The Confraternity closed by underlining that it is in “the truth of the Gospel and through the grace of the Sacraments that every human being can find the fulfillment that God intends for them.”

 

Popes and US Bishops

The statement noted that both Pope Emeritus Benedict XVI and Pope Francis have addressed the phenomenon “several times.”

In 2016, Pope Francis said ideologies that propose children can “choose their gender” constitute the very “annihilation of man as image of God.” He has also called gender theory part of “a global war trying to destroy marriage.”

In a speech to the Roman Curia in 2012, Benedict XVI said gender ideology is ultimately a revolt against God and man, leaving man as “merely spirit and will.” He warned that if there is no “pre-ordained duality of man and woman in creation, then neither is the family any longer a reality established by creation.”

At the 2015 Synod on the Family, Cardinal Robert Sarah said gender ideology had a “demonic origin” and was almost like an “apocalyptic beast” that poses a major threat to the family.

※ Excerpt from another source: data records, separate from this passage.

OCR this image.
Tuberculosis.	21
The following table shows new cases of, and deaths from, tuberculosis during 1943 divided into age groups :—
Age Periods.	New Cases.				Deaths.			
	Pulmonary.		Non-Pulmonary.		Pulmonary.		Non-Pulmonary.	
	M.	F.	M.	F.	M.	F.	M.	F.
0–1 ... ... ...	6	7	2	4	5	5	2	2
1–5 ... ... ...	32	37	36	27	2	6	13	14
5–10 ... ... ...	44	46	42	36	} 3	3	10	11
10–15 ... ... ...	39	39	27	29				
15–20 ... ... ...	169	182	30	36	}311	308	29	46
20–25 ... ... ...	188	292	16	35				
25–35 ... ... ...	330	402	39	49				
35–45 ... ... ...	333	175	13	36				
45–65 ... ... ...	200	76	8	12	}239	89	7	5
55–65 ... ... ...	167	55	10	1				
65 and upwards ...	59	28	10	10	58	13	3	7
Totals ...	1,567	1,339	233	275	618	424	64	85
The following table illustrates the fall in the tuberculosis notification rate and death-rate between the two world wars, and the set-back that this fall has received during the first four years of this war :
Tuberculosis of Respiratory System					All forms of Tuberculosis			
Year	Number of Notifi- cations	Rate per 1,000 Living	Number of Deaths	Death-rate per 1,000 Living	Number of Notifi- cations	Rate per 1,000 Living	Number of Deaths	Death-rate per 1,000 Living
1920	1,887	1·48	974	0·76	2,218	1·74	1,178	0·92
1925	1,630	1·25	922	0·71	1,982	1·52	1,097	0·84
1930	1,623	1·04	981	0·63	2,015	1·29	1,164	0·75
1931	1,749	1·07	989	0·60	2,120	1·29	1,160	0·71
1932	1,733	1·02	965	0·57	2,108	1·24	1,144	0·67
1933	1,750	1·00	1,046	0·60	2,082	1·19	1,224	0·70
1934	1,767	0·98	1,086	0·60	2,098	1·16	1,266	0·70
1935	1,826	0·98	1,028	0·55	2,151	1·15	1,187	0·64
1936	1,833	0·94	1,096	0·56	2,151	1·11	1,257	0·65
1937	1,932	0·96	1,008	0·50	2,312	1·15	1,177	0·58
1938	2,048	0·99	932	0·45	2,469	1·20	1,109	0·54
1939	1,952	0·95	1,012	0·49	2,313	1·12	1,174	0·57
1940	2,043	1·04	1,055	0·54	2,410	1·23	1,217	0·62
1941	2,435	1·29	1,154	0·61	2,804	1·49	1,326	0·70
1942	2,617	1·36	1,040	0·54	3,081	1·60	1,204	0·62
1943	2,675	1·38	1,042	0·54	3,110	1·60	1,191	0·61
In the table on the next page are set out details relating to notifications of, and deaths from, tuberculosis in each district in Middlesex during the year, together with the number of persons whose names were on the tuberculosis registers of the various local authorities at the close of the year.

The Confraternity’s statement follows a rejection of gender ideology by U.S. bishops and ecumenical and interreligious leaders in December.

“The movement today to enforce the false idea—that a man can be or become a woman or vice versa—is deeply troubling,” wrote the signatories of the statement entitled Created Male and Female.  

“It compels people to either go against reason—that is, to agree with something that is not true—or face ridicule, marginalization, and other forms of retaliation,” they wrote.

The faith leaders, who included Archbishop Charles Chaput of Philadelphia and Bishop James Conley of Lincoln, reasserted the truth that God created each person male and female, and reiterated that natural marriage “continues to be invaluable to American society.”